Justice of the High Court Division of Bangladesh

Personal details
- Profession: Justice

= Ruhul Islam =

Bangladeshi jurist

Ruhul Islam is a retired Justice of the Appellate Division of the Bangladesh Supreme Court.

==Career==
In 1976, the Supreme Court was divided into two by martial law order and Ruhul Islam was appointed chief justice of the High Court. He served in that position till 1977, when the courts were merged into one again by martial law order.

On 30 December 1978 during martial law, Chief Justice Kemaluddin Hossain, Justices Fazle Munim, Ruhul Islam, and KM Subhan issued a verdict declaring martial law tribunal verdicts cannot be challenged in any courts with justice Subhan dissenting. The verdict was overturned in December 2012 by the Supreme Court of Bangladesh.

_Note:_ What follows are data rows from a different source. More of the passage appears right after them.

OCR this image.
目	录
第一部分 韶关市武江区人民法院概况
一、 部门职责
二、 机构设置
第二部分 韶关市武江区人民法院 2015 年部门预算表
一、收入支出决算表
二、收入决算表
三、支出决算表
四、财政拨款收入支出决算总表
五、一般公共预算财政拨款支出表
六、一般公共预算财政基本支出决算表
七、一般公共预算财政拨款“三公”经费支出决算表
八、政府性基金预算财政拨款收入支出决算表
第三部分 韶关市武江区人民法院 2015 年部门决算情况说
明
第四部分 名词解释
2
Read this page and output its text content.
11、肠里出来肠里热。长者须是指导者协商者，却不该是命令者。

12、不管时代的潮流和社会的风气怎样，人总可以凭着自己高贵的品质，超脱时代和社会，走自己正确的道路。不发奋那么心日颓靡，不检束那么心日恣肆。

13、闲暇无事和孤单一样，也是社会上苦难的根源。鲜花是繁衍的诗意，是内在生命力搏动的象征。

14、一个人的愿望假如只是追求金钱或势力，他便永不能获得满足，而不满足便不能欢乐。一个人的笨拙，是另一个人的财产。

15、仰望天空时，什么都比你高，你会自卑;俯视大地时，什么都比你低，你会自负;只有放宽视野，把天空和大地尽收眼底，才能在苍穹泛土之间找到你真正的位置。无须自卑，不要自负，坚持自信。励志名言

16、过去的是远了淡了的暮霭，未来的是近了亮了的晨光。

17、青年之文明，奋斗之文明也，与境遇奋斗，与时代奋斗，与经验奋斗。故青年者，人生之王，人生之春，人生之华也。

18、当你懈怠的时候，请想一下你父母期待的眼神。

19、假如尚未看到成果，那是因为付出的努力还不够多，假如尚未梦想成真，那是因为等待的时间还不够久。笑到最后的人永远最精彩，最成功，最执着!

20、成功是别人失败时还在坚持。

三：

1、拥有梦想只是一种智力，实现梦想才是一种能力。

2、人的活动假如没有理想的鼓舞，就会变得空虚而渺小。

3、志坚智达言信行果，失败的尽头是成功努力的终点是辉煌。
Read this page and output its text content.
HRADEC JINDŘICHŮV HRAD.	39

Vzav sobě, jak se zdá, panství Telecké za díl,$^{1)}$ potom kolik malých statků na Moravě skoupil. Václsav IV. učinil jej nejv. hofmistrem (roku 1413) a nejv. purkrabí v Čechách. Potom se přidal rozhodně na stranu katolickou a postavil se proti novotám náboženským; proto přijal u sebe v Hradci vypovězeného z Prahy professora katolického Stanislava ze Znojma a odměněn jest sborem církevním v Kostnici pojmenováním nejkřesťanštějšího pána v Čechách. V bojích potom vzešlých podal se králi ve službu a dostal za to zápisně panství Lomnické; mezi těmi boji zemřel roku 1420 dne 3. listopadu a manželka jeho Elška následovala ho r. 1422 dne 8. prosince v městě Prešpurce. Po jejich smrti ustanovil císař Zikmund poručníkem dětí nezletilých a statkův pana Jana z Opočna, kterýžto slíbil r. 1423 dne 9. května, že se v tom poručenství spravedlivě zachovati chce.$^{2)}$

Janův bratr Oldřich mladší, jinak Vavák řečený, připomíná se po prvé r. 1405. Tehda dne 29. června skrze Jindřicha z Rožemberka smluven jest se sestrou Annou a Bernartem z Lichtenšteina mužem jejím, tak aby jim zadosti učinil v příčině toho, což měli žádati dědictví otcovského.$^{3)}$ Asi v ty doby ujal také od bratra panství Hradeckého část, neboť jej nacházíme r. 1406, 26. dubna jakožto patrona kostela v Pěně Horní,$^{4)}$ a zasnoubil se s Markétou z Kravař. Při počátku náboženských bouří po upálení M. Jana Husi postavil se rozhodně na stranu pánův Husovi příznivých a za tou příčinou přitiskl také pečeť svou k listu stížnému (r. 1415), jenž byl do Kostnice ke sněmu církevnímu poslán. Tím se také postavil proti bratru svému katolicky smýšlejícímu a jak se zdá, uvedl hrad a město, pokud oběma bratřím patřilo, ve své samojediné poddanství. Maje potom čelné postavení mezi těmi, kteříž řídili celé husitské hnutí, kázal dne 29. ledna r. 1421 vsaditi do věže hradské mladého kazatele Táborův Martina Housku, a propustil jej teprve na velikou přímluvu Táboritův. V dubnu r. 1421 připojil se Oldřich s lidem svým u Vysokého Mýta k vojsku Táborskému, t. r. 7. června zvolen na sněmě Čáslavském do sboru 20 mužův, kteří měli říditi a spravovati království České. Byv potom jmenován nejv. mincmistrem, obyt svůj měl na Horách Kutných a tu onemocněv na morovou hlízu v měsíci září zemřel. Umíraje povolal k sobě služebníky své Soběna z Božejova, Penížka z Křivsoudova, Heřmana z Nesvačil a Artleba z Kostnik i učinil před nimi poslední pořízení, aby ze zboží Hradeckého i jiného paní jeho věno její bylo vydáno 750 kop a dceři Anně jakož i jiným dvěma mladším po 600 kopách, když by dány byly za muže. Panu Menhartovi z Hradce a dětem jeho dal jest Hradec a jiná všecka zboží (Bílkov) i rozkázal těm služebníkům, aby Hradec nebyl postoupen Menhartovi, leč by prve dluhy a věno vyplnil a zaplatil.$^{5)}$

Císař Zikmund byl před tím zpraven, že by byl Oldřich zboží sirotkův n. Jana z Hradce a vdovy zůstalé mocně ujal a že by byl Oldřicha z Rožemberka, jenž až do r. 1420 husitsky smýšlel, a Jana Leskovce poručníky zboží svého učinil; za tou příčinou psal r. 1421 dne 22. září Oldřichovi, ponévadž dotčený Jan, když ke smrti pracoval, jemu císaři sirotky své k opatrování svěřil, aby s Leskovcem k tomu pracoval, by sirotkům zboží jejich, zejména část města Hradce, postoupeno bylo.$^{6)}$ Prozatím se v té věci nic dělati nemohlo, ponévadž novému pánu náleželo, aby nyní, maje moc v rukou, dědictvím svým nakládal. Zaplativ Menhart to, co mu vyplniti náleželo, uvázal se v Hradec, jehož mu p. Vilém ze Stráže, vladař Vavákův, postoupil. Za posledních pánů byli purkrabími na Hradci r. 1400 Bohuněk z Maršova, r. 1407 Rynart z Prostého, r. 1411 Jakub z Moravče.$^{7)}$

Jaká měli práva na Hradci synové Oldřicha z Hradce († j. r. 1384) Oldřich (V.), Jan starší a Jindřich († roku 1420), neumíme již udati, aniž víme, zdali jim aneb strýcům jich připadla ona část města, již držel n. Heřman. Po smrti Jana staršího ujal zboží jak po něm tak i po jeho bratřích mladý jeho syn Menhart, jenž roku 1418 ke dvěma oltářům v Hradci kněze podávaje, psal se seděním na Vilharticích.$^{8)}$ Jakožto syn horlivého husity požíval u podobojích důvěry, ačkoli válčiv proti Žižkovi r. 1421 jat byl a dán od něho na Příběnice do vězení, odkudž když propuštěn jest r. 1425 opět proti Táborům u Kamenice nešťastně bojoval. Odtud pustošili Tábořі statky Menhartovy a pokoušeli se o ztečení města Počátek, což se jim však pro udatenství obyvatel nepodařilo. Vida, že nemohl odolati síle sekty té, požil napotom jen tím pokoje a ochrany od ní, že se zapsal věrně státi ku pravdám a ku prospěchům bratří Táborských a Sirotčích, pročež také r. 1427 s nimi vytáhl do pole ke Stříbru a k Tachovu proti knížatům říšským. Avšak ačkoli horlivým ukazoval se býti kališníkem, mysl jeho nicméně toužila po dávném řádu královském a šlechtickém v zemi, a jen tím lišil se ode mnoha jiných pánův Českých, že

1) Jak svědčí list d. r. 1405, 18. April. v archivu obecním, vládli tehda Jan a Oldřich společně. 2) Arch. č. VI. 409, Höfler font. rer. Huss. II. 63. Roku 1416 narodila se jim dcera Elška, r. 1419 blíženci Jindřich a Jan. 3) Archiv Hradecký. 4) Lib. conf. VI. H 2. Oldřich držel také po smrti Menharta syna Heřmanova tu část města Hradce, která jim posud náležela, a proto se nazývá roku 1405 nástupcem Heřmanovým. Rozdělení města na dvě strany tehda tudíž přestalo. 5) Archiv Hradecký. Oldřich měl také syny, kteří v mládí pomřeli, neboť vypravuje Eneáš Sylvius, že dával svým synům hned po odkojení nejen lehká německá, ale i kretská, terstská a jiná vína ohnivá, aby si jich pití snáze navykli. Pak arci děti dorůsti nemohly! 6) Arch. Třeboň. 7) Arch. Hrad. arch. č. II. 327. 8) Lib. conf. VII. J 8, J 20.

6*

On 3 March 1979, Ruhul Islam was removed from the Supreme Court by General Ziaur Rahman along with Justices Abdul Mumit Chowdhury, Ahsan Uddin Chowdhury, Debesh Bhattacharya, Siddique Ahmed Chowdhury, and Syed A B Mahmud Husain.

In 1981, Ruhul Islam led the investigation into the murder of General Muhammed Abul Manzur who had accused of being involved in the assassination of Ziaur Rahman, President of Bangladesh.